# Why would you buy a 2010 Pinarello FP2 vs 2011 Wilier Izoard XP?



## tarius (May 26, 2011)

I'm looking for thoughts beyond "they are both great bikes / companies," and "the best fit" to help me make informed decisions on my first real road bike. 

A: LAST year's Pinarello FP2 / Ultegra from Competitive Cycle for a great price - $2200 (it was 3k)

B: I'm also considering the 2011 Wilier Izoard/Rival from Competitive for $2k for my first serious road bike.

C: LAST years FP2/Rival from Castle Hill Cycles for $2300 (not familiar w/ this company)

Were there any real changes from last year or is there anything I should be aware of with that model/year? Is there anything I should be aware of when not buying the current year?

BESIDES FIT - why would you buy one over the other?

I've been searching the forums and can't determine the specific differences, so I'm hoping I could hear some opinions of the differences or reasons why you like one over the other. (I haven't developed a strong bias to "double tap" SRAM vs Shimano but I lean towards SRAM)

thank you for your input!


----------



## rcjunkie3000 (Sep 5, 2009)

2011 izoard xp vs 2010 izoard. New izoard xp has an aluminum steerer tube and different carbon layup. Its is slightly heavier.


----------



## CoastRider_Oz (Jan 26, 2011)

For a first bike, there is no other real reason other than fit to buy a bike. Especially if you're looking at bike at the same pricing—in your case $2-3K. The components all work equally as good as each other (SRAM v Shimano especially). Colour, that MAY be a reason to make a choice one way or another. 

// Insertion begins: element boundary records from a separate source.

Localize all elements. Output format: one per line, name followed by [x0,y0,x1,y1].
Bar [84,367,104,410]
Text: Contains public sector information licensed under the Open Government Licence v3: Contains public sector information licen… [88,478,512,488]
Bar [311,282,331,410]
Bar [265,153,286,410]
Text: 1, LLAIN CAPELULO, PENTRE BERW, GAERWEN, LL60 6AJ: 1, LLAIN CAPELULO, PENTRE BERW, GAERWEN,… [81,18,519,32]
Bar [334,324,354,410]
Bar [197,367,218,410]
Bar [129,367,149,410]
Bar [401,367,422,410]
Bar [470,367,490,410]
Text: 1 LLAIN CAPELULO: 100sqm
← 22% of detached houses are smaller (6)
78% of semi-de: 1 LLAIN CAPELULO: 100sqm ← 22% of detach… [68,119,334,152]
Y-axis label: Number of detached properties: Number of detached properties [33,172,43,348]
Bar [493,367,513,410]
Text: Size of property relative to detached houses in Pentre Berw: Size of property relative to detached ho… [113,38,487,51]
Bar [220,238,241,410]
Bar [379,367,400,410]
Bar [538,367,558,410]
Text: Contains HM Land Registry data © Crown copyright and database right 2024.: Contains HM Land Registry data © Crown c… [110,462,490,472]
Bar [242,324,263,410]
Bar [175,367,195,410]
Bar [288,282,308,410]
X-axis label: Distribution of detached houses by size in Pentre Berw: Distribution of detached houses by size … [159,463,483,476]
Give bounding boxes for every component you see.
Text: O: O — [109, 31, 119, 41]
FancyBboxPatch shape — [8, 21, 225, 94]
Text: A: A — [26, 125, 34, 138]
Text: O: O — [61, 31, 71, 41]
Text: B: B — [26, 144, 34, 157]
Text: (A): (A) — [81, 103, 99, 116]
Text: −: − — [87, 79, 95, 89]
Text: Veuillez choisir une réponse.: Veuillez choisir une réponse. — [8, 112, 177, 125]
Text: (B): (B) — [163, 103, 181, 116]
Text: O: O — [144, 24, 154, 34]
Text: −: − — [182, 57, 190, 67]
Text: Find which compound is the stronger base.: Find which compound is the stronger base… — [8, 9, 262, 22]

But really, GOOD FIT is what's going to make riding either brilliant or completely painful...


----------



## Bigalerickson (Jun 14, 2011)

*What did you get?*

That is so funny because I was looking at very similar models, a 2011 pinarello that a dealer got stuck with, or a 2010 ultregra izoard. Would love to hear what you picked and why?

I absolutely fell in love with the wilier when I got on it, and really was into pinarello's looks. I am going back tomorrow to ride the pinarello. I'll keep ya posted.

Best, Alex


----------



## tarius (May 26, 2011)

Bigalerickson said:


> That is so funny because I was looking at very similar models, a 2011 pinarello that a dealer got stuck with, or a 2010 ultregra izoard. Would love to hear what you picked and why?
> 
> I absolutely fell in love with the wilier when I got on it, and really was into pinarello's looks. I am going back tomorrow to ride the pinarello. I'll keep ya posted.
> 
> Best, Alex


How did you test rides go? What did you decide or feel are the differences?


----------



## Mr. Versatile (Nov 24, 2005)

I don't have a clue which one I'd buy. I haven't seen them nor have I ridden them. Can't make any kind of an intelligent decision without doing both.


----------



## Bigno (Mar 24, 2011)

Bigalerickson said:


> That is so funny because I was looking at very similar models, a 2011 pinarello that a dealer got stuck with, or a 2010 ultregra izoard. Would love to hear what you picked and why?
> 
> I absolutely fell in love with the wilier when I got on it, and really was into pinarello's looks. I am going back tomorrow to ride the pinarello. I'll keep ya posted.
> 
> Best, Alex



look like Alex rode the Pinarello and never come back to post anymore. Too good that he has no time to post.


----------



## Mr. Versatile (Nov 24, 2005)

Bigno said:


> look like Alex rode the Pinarello and never come back to post anymore. Too good that he has no time to post.


:lol: LOL! :lol:


----------